Teaching @UR

My teaching at University of Rochester (UR) between 2008 and 2016 centered around VLSI ASIC Design, FPGA Design/Programming, GPU architecture and programming, general introductory-level programming, and Data analytics using machine learning methods. All of the courses I offered were very hands-on and designed to equip my students with the skills that are directly applicable to an industrial setting.

 

My senior- and graduate-level courses did not have exams or finals. However, the lab workload was quite heavy. I believe that a student will not acquire the necessary skills unless (s)he is exposed to fairly sophisticated projects during the class. I encourage my graduate students to work on projects that are also applicable to their research. This is why the last project of each class was open-ended which allows students from different disciplines to work on projects that are very diverse and exciting !

 

The structure of each class was a 1.5 hours of lecturing and 1.5 hours of lab work every week. Each class had individual and group projects. Each project increased in complexity throughout the semester. Individual projects taught the basics, while group project(s) promoted team work. A typical example is the real-time edge detection FPGA project or the real-time face recognition GPU project, which students might not have a background in.

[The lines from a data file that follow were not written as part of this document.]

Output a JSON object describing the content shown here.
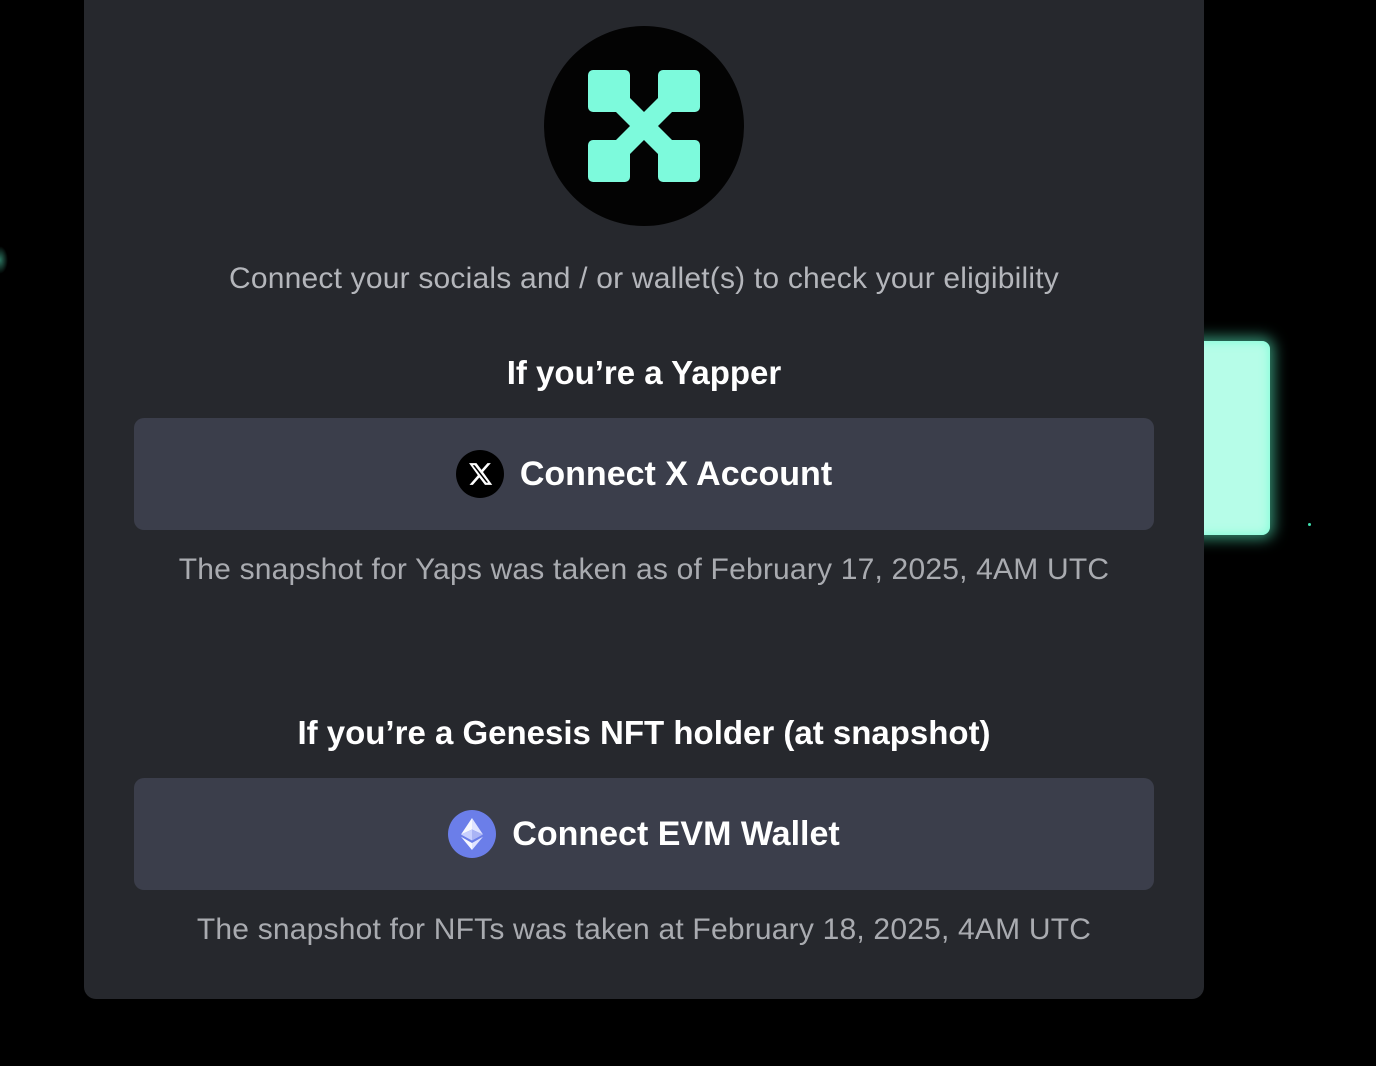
{
  "modal": {
    "logo_icon": "x-cross-logo-icon",
    "subtitle": "Connect your socials and / or wallet(s) to check your eligibility",
    "yapper_section": {
      "heading": "If you’re a Yapper",
      "button_label": "Connect X Account",
      "button_icon": "x-icon",
      "note": "The snapshot for Yaps was taken as of February 17, 2025, 4AM UTC"
    },
    "nft_section": {
      "heading": "If you’re a Genesis NFT holder (at snapshot)",
      "button_label": "Connect EVM Wallet",
      "button_icon": "ethereum-icon",
      "note": "The snapshot for NFTs was taken at February 18, 2025, 4AM UTC"
    }
  },
  "colors": {
    "background": "#000000",
    "modal": "#26282d",
    "button": "#3b3e4b",
    "accent": "#7dfadc",
    "ethereum": "#6b7ee9"
  }
}
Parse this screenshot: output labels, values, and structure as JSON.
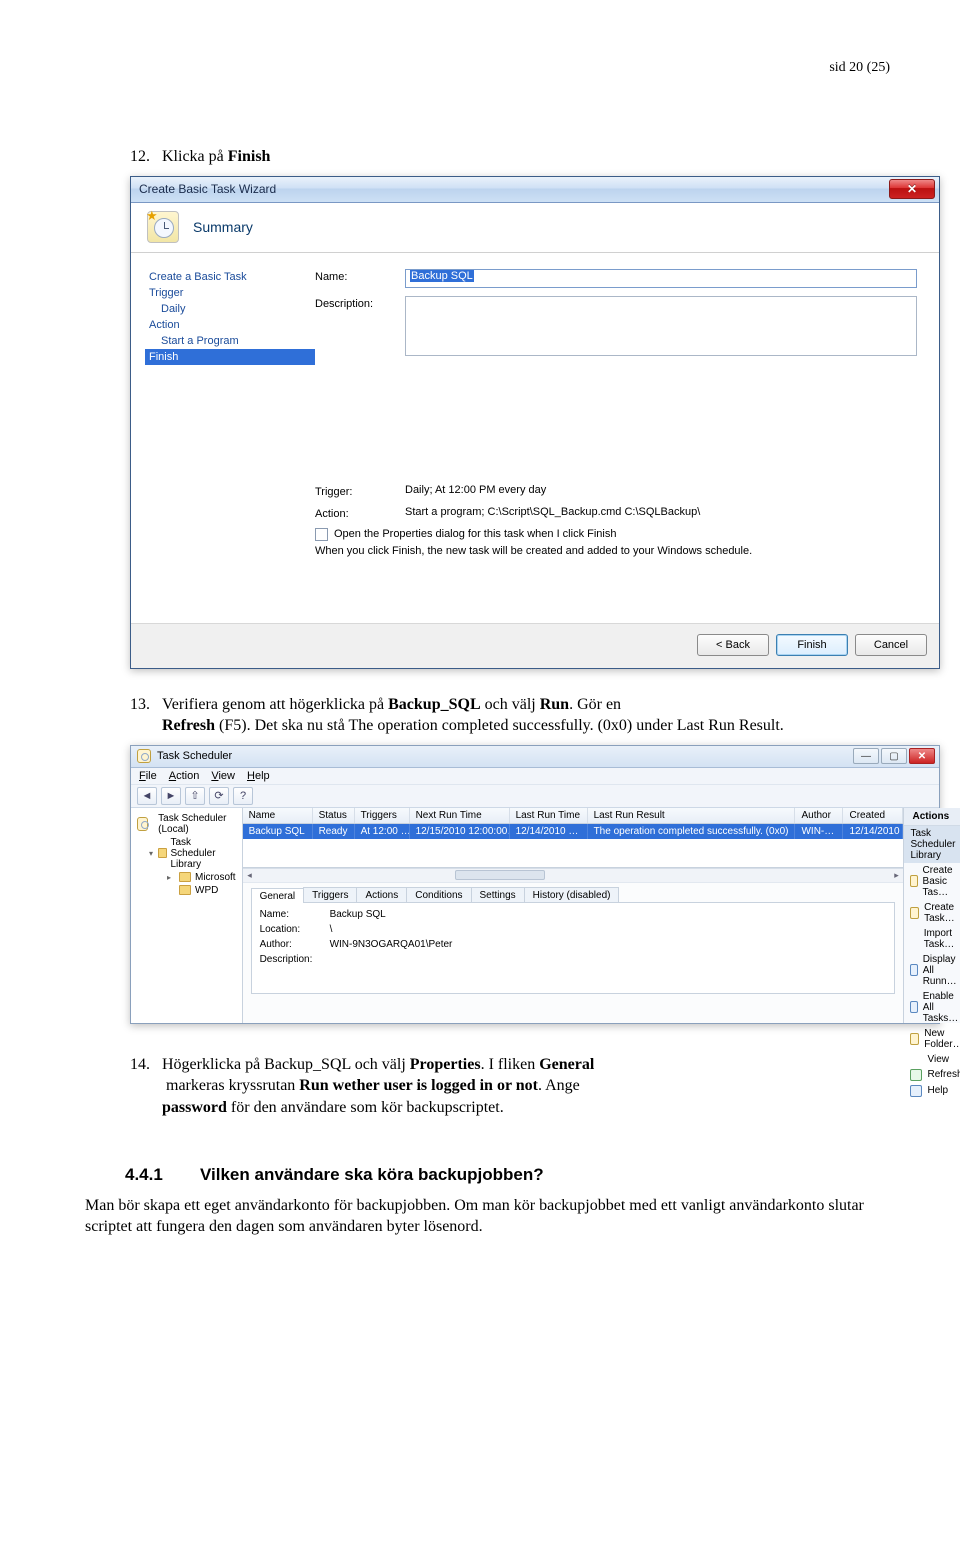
{
  "page_header": "sid 20 (25)",
  "step12": {
    "num": "12.",
    "before": "Klicka på ",
    "bold": "Finish"
  },
  "wizard": {
    "window_title": "Create Basic Task Wizard",
    "heading": "Summary",
    "nav": {
      "create": "Create a Basic Task",
      "trigger": "Trigger",
      "daily": "Daily",
      "action": "Action",
      "start": "Start a Program",
      "finish": "Finish"
    },
    "labels": {
      "name": "Name:",
      "description": "Description:",
      "trigger": "Trigger:",
      "action": "Action:"
    },
    "name_value": "Backup SQL",
    "trigger_value": "Daily; At 12:00 PM every day",
    "action_value": "Start a program; C:\\Script\\SQL_Backup.cmd C:\\SQLBackup\\",
    "checkbox_label": "Open the Properties dialog for this task when I click Finish",
    "note": "When you click Finish, the new task will be created and added to your Windows schedule.",
    "buttons": {
      "back": "< Back",
      "finish": "Finish",
      "cancel": "Cancel"
    }
  },
  "step13": {
    "num": "13.",
    "t1": "Verifiera genom att högerklicka på ",
    "b1": "Backup_SQL",
    "t2": " och välj ",
    "b2": "Run",
    "t3": ". Gör en ",
    "b4": "Refresh",
    "t4": " (F5). Det ska nu stå The operation completed successfully. (0x0) under Last Run Result."
  },
  "ts": {
    "title": "Task Scheduler",
    "menu": {
      "file": "File",
      "action": "Action",
      "view": "View",
      "help": "Help"
    },
    "tree": {
      "root": "Task Scheduler (Local)",
      "lib": "Task Scheduler Library",
      "ms": "Microsoft",
      "wpd": "WPD"
    },
    "cols": {
      "name": "Name",
      "status": "Status",
      "triggers": "Triggers",
      "next": "Next Run Time",
      "lastrun": "Last Run Time",
      "lastres": "Last Run Result",
      "author": "Author",
      "created": "Created"
    },
    "row": {
      "name": "Backup SQL",
      "status": "Ready",
      "triggers": "At 12:00 …",
      "next": "12/15/2010 12:00:00…",
      "lastrun": "12/14/2010 …",
      "lastres": "The operation completed successfully. (0x0)",
      "author": "WIN-…",
      "created": "12/14/2010"
    },
    "tabs": {
      "general": "General",
      "triggers": "Triggers",
      "actions": "Actions",
      "conditions": "Conditions",
      "settings": "Settings",
      "history": "History (disabled)"
    },
    "detail": {
      "name_l": "Name:",
      "name_v": "Backup SQL",
      "loc_l": "Location:",
      "loc_v": "\\",
      "auth_l": "Author:",
      "auth_v": "WIN-9N3OGARQA01\\Peter",
      "desc_l": "Description:"
    },
    "actions_head": "Actions",
    "actions_sub": "Task Scheduler Library",
    "actions": {
      "a0": "Create Basic Tas…",
      "a1": "Create Task…",
      "a2": "Import Task…",
      "a3": "Display All Runn…",
      "a4": "Enable All Tasks…",
      "a5": "New Folder…",
      "a6": "View",
      "a7": "Refresh",
      "a8": "Help"
    }
  },
  "step14": {
    "num": "14.",
    "t1": "Högerklicka på Backup_SQL och välj ",
    "b1": "Properties",
    "t2": ". I fliken ",
    "b2": "General",
    "t3": " markeras kryssrutan ",
    "b3": "Run wether user is logged in or not",
    "t4": ". Ange ",
    "b4": "password",
    "t5": " för den användare som kör backupscriptet."
  },
  "section": {
    "num": "4.4.1",
    "title": "Vilken användare ska köra backupjobben?"
  },
  "section_body": "Man bör skapa ett eget användarkonto för backupjobben. Om man kör backupjobbet med ett vanligt användarkonto slutar scriptet att fungera den dagen som användaren byter lösenord."
}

However, by providing the theoretical background and the basic hardware/software building blocks within a few lectures, my students were able to apply these concepts to build these systems within the three week time frame.

 


EDUCATIONAL PROGRAMS MANAGED @UR:

2008-2016  MOSIS Educational Program (MEP); Educational VLSI/IC fabrication; UR ECE Dept.

2009-2016  Xilinx University Program (XUP); Educational FPGA development; UR ECE Dept.

2011-2016  GPU Teaching Center award. Nvidia Corp; PI for University of Rochester.

2012-2016  GPU Research Center award, Nvidia Corp; PI for University of Rochester.